Who proceedeth from the Father (John 15:26)
Who with the Father and the Son together is worshipped and glorified (Matthew 3:16-17)
The Holy Orthodox Church confesses the Holy Spirit as the True God, the Third Person (Hypostasis) of the Holy, Consubstantial, Life-Giving and Indivisible Trinity. The Church confirmed her hope and faith in the Holy Spirit as God in the definition of the Second Ecumenical Council (Constantinople, 381), which was convened to condemn, among other things, the heresy of Macedonius who denied the divinity of the Holy Spirit.

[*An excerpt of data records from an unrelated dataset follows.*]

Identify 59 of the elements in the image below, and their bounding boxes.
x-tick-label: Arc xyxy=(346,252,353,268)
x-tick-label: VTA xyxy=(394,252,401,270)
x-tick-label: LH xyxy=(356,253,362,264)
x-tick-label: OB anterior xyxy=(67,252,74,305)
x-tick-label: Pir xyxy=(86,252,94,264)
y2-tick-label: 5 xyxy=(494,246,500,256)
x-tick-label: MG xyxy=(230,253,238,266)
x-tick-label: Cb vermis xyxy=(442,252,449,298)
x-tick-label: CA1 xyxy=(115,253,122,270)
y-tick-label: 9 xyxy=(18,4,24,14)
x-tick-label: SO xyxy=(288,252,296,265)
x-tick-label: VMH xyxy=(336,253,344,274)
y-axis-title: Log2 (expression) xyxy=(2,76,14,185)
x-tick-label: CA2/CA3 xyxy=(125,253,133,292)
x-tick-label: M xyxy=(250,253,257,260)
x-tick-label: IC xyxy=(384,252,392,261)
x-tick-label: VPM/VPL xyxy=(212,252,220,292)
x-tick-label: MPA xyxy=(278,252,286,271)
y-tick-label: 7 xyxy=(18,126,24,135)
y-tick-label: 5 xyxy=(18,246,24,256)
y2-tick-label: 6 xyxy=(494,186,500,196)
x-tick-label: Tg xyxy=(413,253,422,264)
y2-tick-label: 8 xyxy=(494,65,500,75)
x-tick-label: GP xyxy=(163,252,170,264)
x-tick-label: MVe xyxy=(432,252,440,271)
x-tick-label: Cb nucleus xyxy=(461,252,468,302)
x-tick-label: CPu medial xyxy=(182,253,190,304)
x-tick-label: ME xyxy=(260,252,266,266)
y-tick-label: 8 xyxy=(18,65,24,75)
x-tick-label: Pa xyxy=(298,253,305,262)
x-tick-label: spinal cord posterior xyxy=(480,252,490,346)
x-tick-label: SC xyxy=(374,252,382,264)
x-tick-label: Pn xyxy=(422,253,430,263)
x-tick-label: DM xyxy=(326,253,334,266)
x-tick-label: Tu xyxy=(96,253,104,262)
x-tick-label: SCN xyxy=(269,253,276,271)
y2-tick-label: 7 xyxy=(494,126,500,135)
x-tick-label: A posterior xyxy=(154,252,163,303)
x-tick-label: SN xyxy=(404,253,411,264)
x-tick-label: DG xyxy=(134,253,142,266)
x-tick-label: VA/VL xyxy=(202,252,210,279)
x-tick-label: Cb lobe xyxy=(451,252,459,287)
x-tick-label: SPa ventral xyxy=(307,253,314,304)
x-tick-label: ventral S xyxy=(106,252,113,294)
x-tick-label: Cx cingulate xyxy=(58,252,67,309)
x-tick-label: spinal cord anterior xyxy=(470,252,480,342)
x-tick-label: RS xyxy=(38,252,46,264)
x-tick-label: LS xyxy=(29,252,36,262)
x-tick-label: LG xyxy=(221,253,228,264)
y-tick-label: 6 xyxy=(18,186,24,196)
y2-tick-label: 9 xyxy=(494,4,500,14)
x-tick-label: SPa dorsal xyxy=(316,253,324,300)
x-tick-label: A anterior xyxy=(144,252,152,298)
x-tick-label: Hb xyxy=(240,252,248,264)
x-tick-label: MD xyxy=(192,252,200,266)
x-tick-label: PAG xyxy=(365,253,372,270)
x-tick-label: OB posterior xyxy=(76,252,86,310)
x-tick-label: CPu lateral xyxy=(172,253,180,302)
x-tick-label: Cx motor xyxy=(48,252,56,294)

This definition entered into the Creed as the eighth article.
Holy Scripture testifies to the Holy Spirit while speaking of the very beginning of Creation: The earth was without form and void, and darkness was upon the face of the deep; and the Spirit of God was moving over the face of the waters (Gen. 1:2). Further in Holy Scripture the Holy Spirit is mentioned frequently, disclosing His divine attributes. The Holy Spirit is the True God (Acts 5:3-4). He is glorified equally with the Father and the Son (Matt. 28:19), He is All-Knowing (John 14:26; 1 Cor. 2:10-11), Everywhere-Present (Rom. 8:9), Eternal (John 14:6), and Omnipotent (1 Cor.12:7-11). Creative activity is inherent in Him (Gen. 1:2; Ps. 32:6; Job 33:4), He regenerates souls, cleanses men of their sins and sanctifies them (John 3:5-6; 1 Cor. 6:11), and is the world’s Providence (Ps. 104:30). The Creed calls the Holy Spirit the Giver of Life, because through His activity man becomes a partaker in life eternal in God.
The distinctive property of the Third Person of the Trinity the Holy Spirit is that He proceeds from God the Father, Who, according to St. Maximus the Confessor, confers His one nature upon the Son and upon the Holy Spirit alike, in Whom it remains one and undivided, not distributed, while being differently conferred; for the procession of the Holy Spirit from the Father is not identical with the generation of the Son by the same Father. The procession of the Holy Spirit from the Father is eternal and comprises the Spirit’s personal property, belonging to Him alone as the Third Person of the Trinity.
The Orthodox Church has always preserved and will continue to preserve unaltered the Undivided Church’s teaching on the Holy Spirit’s personal property the eternal procession of the Spirit from the Father the definition of the Second Ecumenical Council and the teaching of the Church Fathers in the spirit and power of Holy Scripture. She preserves untouched the formulation of the Creed as set out by the first two Ecumenical Councils. The Fathers of the following Ecumenical Councils forbade any alterations in the Creed through addition or deduction of any new words.
As Holy Scripture teaches, the Father creates everything by the Son in the Holy Spirit.
According to St. Cyril of Alexandria,
it is the Father Who acts, but by the Son in the Spirit; the Son also acts, but as the power of the Father, inasmuch as He is from Him and in Him according to His own Person. The Spirit also acts, for He is the All-Powerful Spirit of the Father and of the Son.
The Holy Spirit participated with the Father and the Son in the creation of the world, for by the word of the Lord were the heavens made; and all the host of them by the breath of His mouth (Ps. 33:6), and of man (Gen. 1:26-27) .The Holy Spirit bore witness of Himself through the Prophets and the chosen men of God, proclaimed the Lord’s Truth and Will to God’s people, and disclosed the coming Messiah in the prototypes: No prophecy ever came by the impulse of man, but men, moved by the Holy Spirit, spoke from God (2 Pet. 1:21).
The action of the Holy Spirit never ceased in the world, but it was only with the coming of Christ the Savior into the world that the fullness of God’s saving grace was made accessible to men. And from His fullness have we all received, grace upon grace (John 1:16).
The Holy Spirit was revealed to the world in a special way on the day of the founding of Christ’s Church Pentecost when He descended upon the Holy Apostles in the form of tongues of fire (Acts 2). From that charismatic moment to the present the Holy Spirit abides in the Church as Christ Himself bears witness: And I will pray the Father, and He will give you another Comforter, to be with you forever, even the Spirit of Truth (John 14:16).
Everything in the Church is filled with the Holy Spirit. The action of His grace abides in every sacrament of the Church and extends to all forms of divine service. In the Holy Eucharist, the supreme sanctifying moment in the Church’s daily liturgical service, the prayers and rites are linked, above all, with the invocation of the Holy Spirit. The Church prays that through Holy Communion we may commune with the Holy Spirit; that we, having partaken of the Holy Gifts, may bear the living Christ in our hearts and be temples of the Holy Spirit.